4 permasalahan-permasalahan yang dihadapi serta meningkatnya kemampuan dalam menjalankan peran-peran sosialnya dalam masyarakat. Atas dasar itu maka dalam kajian ini akan membahas Bagaimana Langkah-langkah Pemberdayaan Kelompok Usaha Bersama sehingga dapat memberdayakan Keluarga Miskin?. Masalah kajian Pemberdayaan Kelompok Usaha Bersama memberikan peluang bagi masyarakat miskin untuk membangun dirinya secara partisipatif. Konsep tersebut memberikan dasar dan sasaran dalam upaya perbaikan kondisi dan taraf hidup masyarakat, membangkitkan partisipasi masyarakat, dan penumbuhan kemampuan untuk berkembang secara mandiri dan berkelanjutan. Salah satu upaya yang dapat dilakukan adalah melalui KUBE. Kelompok usaha bersama yang akan dikaji ini merupakan kelompok yang dibangun atas dasar filosofi dari, oleh dan untuk masyarakat. Untuk itu dalam kajian ini akan menganalisis bagaimana kelompok usaha bersama (KUBE) dapat menjadi media dalam upaya mengangkat derajat masyarakat atau keluarga-keluarga dari kemiskinan. Atas dasar gambaran latar belakang di atas maka dalam kajian ini dapat dirumuskan permasalahan sebagai berikut : 1. Bagaimana Performa Kelembagaan KUBE? 2. Sejauhmana dukungan pihak luar, interaksi KUBE dengan kelompok lokal lain, dan dukungan komunitas dalam perkembangan kelembagaan KUBE? 3. Bagaimana potensi, masalah, dan harapan dalam pengembangan kelembagaan KUBE? 4. Bagaimana strategi pemberdayaan KUBE untuk meningkatkan pendapatan keluarga miskin? Tujuan kajian Secara umum tujuan kajian ini untuk mengkaji tentang kegiatan Kelompok Usaha Bersama (KUBE) sebagai sarana Pemberdayaan Keluarga Miskin. Sedangkan secara khusus tujuan yang ingin dicapai dalam kajian ini adalah : 1. Mengetahui performa kelebagaan KUBE.

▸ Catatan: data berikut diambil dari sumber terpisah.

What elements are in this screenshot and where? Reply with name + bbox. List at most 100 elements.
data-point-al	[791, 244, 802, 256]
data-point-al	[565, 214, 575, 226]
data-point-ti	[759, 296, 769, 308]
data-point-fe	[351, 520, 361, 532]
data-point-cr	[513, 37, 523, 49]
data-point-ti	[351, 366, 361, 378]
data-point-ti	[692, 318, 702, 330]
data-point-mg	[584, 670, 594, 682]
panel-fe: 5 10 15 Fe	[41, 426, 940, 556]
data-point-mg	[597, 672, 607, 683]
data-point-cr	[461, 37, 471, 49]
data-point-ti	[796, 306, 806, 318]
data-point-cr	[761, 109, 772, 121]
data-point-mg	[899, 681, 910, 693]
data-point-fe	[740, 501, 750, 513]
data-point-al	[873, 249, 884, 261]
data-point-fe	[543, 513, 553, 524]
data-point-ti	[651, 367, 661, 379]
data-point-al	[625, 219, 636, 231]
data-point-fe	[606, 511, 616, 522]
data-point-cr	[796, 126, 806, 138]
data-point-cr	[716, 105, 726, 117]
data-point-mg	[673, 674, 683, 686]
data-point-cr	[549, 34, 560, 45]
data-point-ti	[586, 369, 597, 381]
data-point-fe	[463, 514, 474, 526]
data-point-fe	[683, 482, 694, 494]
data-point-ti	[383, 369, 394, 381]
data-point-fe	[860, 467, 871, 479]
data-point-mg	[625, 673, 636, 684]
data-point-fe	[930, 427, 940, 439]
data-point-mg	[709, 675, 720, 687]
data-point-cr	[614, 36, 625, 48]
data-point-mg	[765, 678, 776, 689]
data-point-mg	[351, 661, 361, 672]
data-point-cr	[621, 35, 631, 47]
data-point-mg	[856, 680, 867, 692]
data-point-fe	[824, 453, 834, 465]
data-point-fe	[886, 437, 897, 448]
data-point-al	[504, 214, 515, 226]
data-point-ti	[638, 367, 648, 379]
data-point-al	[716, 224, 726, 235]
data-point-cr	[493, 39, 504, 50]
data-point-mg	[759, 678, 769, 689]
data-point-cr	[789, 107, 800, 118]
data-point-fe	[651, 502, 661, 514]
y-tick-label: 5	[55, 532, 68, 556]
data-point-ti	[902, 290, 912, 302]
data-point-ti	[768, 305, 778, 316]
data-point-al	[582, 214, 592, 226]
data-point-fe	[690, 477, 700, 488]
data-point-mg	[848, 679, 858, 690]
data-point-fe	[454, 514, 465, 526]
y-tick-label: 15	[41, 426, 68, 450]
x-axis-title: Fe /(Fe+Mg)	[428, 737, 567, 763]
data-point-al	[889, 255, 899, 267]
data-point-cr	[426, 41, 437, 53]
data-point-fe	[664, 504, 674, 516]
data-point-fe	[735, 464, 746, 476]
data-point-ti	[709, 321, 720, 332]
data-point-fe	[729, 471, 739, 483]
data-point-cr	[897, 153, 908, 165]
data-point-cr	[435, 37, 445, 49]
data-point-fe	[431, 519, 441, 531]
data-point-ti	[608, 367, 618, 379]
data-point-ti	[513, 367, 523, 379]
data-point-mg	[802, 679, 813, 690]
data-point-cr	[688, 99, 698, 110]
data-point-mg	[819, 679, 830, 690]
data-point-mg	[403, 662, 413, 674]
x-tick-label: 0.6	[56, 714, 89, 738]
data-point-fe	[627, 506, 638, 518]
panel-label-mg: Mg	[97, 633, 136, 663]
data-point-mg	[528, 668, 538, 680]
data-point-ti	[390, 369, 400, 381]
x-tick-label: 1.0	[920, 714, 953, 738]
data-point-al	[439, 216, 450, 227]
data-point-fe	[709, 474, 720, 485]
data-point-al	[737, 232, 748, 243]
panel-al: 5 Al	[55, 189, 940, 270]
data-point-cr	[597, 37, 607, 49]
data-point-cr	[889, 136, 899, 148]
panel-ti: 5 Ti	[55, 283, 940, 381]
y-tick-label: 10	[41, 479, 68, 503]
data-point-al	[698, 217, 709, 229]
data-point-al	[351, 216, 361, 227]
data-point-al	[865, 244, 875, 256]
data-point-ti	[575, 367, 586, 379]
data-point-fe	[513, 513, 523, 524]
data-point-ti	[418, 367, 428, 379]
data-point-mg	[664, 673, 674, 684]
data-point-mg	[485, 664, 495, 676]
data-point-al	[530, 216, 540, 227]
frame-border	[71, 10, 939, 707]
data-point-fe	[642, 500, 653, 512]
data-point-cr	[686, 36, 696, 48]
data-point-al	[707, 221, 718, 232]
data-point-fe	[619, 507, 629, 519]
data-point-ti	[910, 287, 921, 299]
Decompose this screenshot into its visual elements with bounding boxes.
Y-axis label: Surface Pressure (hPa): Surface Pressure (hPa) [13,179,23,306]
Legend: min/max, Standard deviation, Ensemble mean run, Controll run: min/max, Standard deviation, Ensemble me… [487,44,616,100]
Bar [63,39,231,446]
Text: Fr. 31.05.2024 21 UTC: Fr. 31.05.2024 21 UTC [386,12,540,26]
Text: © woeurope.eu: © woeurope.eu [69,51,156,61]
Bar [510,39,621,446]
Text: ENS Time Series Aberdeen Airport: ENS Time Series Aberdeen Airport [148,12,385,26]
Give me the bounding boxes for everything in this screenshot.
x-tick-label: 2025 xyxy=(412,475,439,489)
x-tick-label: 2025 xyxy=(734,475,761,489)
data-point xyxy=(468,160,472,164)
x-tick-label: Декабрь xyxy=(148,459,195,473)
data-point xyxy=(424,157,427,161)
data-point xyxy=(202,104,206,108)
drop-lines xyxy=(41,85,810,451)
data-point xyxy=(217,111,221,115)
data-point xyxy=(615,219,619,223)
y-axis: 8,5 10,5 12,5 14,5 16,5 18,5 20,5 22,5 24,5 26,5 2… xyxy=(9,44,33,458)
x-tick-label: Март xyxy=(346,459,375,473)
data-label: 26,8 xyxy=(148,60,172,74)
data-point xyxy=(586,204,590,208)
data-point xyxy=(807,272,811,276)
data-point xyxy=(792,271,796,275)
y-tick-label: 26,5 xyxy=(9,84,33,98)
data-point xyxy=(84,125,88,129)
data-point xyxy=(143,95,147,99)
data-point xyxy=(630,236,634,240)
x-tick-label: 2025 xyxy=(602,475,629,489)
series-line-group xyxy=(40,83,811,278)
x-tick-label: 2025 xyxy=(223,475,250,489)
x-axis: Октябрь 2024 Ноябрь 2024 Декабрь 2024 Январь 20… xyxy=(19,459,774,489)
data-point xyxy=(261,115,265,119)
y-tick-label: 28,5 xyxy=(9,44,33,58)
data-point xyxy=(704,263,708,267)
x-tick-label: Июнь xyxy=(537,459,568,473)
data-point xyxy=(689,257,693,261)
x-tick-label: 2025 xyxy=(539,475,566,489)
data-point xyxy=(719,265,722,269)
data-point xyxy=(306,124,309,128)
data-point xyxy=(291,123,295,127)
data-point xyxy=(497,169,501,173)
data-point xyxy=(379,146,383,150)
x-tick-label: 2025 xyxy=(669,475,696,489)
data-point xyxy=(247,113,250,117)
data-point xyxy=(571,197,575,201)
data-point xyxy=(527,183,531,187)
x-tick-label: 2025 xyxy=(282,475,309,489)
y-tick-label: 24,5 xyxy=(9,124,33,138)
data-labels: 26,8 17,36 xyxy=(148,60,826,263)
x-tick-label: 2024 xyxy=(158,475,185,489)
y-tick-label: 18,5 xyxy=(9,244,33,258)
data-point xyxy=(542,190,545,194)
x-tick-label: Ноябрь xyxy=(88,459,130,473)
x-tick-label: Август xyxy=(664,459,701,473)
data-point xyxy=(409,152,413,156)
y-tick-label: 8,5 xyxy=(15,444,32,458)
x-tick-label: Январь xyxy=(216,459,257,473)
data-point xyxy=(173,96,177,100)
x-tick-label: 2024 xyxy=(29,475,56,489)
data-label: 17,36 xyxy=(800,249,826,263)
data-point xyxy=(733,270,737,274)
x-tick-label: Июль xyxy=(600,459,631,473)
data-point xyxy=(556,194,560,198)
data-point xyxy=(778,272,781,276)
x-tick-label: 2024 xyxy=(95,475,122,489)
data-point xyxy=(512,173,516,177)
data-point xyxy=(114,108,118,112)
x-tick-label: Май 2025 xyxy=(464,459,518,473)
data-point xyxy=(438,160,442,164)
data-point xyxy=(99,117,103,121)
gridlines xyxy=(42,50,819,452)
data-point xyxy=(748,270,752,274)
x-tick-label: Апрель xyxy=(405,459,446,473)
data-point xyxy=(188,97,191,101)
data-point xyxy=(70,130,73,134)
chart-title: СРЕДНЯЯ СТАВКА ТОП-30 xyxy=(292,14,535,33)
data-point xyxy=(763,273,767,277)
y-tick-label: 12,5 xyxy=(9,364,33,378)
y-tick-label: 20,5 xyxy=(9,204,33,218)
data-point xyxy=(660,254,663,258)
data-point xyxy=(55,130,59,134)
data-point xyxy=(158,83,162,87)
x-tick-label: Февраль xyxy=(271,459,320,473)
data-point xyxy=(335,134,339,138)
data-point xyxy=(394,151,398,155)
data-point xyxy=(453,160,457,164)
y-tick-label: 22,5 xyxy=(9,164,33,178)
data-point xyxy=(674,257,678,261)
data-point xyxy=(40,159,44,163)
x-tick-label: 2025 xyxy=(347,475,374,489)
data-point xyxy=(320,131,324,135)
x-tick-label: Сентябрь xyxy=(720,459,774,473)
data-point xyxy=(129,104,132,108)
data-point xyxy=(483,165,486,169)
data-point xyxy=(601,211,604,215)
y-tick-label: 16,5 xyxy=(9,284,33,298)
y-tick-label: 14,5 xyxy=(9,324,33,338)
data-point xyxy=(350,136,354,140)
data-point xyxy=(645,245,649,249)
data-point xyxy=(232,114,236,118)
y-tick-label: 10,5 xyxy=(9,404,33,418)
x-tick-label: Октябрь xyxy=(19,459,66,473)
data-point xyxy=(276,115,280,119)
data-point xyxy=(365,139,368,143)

5 2. Mengetahui sejauhmana dukungan pihak luar, interaksi KUBE dengan kelompok lokal lain, dan dukungan komunitas dalam perkembangan kelembagaan UBE. 3. Menganalisis potensi, masalah, dan harapan dalam pengembangan kelembagaan KUBE. 4. Menghasilkan strategi dan menyusun program aksi pemberdayaan KUBE untuk meningkatkan pendapatan Keluarga Miskin. Manfaat kajian 1. Memberikan masukan tentang model dan program Pemberdayaan KUBE kepada pengurus dan anggota Kelompok Usaha Bersama di desa Mantaren II Kecamatan Kahayan Hilir Kabupaten Pulang Pisau. 2. Memberikan masukan tentang model dan program Pemberdayaan KUBE bagi aparat pemerintahan desa. 3. Memberikan masukan kepada Instansi lintas sektoral terkairt di Kabupaten Pulang Pisau dalam pembuatan kebijakan tentang pemberdayaan KUBE dalam rangka peningkatan pendapatan bagi keluarga miskin.